GPU Worker (VLM2Vec + Qwen2-VL)
System Intent
- What this is: A FastAPI server that runs on an EC2 GPU instance and exposes two models — a visual embedding model for semantic video search and a captioning/generation model for scene description, NER, and triple extraction. It is the GPU-side counterpart to
VLM2VecClient and GPULLMClient.
Mermaid Diagram
flowchart TD
Caller["API Lambda / Ingest Lambda"] -->|POST /encode-video| EV["encode_video()"]
Caller -->|POST /encode-text| ET["encode_text()"]
Caller -->|POST /caption| CAP["caption()"]
Caller -->|POST /generate| GEN["generate()"]
Caller -->|GET /health| H["health()"]
EV --> EM["_embed_model\nQwen2-VL-2B-Instruct\n+ TIGER-Lab/VLM2Vec-Qwen2VL-2B LoRA"]
ET --> EM
CAP --> CM["_caption_model\nQwen/Qwen2-VL-7B-Instruct"]
GEN --> CM
EM -->|1536-dim float vector| Out1["EmbeddingResponse"]

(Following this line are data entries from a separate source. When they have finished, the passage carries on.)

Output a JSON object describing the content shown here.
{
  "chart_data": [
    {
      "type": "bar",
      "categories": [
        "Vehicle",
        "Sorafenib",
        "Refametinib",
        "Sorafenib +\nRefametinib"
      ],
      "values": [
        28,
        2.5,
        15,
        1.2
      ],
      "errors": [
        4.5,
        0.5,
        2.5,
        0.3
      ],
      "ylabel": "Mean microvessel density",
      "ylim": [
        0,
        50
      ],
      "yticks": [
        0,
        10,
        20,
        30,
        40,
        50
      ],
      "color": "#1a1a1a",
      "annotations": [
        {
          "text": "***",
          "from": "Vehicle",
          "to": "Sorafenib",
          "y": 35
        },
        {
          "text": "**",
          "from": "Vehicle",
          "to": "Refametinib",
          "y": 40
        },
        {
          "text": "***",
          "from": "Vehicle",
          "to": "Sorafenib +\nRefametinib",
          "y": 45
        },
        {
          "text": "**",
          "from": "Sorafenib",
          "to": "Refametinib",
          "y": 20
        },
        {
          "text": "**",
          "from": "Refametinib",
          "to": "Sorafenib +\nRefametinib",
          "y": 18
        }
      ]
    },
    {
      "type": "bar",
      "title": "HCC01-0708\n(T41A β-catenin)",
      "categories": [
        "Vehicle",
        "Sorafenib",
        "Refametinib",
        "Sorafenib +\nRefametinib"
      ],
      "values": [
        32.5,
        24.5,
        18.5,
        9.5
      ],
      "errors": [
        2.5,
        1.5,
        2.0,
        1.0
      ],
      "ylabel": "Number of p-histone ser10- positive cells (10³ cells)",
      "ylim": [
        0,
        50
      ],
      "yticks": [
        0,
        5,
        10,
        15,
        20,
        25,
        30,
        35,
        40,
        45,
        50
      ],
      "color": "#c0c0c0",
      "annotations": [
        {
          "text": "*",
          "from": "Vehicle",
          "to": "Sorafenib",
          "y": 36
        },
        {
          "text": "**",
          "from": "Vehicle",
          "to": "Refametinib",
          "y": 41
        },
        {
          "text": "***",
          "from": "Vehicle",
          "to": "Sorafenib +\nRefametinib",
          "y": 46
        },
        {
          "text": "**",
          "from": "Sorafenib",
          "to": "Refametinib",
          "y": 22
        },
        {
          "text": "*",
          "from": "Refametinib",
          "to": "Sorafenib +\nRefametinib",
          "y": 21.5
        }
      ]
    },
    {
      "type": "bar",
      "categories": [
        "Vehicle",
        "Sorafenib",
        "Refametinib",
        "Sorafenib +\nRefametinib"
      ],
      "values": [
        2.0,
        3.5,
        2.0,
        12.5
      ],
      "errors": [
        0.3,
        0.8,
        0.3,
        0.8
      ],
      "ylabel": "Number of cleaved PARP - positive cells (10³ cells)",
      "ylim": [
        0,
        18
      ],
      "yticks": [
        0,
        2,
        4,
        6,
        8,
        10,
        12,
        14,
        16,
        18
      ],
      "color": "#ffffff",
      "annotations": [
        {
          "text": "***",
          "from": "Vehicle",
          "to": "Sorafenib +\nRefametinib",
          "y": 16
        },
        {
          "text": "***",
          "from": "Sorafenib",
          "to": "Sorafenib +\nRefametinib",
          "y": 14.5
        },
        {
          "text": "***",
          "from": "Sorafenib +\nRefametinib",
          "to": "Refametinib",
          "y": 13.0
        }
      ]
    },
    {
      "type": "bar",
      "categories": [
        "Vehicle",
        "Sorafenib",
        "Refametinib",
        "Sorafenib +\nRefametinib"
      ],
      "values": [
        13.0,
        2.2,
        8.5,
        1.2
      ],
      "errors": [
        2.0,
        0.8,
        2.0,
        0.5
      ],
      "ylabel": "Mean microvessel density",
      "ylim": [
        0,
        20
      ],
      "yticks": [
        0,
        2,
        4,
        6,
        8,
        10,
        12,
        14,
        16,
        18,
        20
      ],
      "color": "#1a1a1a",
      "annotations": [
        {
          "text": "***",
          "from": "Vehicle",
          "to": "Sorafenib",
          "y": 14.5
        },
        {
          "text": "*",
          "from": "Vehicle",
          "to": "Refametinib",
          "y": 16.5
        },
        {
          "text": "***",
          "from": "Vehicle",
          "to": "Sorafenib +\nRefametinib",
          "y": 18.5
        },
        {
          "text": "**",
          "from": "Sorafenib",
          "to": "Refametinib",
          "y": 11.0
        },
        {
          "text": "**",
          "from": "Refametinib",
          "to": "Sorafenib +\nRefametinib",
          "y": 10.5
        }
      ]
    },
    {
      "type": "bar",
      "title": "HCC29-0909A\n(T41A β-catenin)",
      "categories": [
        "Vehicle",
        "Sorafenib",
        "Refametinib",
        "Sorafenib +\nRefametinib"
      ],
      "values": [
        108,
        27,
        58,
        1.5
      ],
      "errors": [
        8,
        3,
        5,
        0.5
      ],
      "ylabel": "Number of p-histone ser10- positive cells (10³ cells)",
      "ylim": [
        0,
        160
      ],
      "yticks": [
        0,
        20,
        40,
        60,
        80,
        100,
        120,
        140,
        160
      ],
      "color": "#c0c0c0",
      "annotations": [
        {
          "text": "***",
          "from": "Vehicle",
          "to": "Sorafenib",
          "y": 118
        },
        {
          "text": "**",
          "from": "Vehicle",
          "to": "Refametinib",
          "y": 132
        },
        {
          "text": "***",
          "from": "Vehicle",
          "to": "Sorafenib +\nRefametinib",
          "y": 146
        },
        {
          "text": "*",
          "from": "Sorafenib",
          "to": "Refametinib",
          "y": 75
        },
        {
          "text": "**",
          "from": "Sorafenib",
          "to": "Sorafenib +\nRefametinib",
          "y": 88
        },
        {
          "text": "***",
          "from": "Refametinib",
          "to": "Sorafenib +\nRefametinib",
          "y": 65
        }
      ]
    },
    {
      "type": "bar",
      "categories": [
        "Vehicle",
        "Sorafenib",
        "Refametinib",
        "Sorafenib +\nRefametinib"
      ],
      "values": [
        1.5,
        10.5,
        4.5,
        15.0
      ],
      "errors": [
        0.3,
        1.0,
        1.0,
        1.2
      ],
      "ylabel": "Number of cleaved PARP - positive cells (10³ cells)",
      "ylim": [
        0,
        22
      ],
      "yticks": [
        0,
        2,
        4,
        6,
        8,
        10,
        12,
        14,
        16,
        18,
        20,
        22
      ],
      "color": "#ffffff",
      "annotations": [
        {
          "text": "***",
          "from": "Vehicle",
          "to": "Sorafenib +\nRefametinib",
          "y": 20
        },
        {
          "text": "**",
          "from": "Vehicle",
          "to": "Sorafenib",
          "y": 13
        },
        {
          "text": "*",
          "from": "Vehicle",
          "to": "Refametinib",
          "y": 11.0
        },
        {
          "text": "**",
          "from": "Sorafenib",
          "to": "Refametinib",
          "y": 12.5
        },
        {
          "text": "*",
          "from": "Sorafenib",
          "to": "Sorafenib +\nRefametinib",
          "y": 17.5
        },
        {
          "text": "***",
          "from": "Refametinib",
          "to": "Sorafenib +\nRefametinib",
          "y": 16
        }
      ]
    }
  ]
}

CM -->|text| Out2["CaptionResponse / GenerateResponse"]
Flows
Flow: load_models
- Core files:
main/server/worldmm/gpu_worker/server.py
Types
(no HTTP types — called internally at startup)
Paths
| path | input | output | path-type | notes |
load_models.success | — | models in globals | happy path | logs GPU memory used |
load_models.cuda-oom | — | OOM error | error | requires g5.xlarge (24 GB VRAM) |
Pseudocode
load Qwen/Qwen2-VL-7B-Instruct → _caption_model (fp16, device_map=auto)
load Qwen/Qwen2-VL-2B-Instruct base → base_2b (fp16, device_map=auto)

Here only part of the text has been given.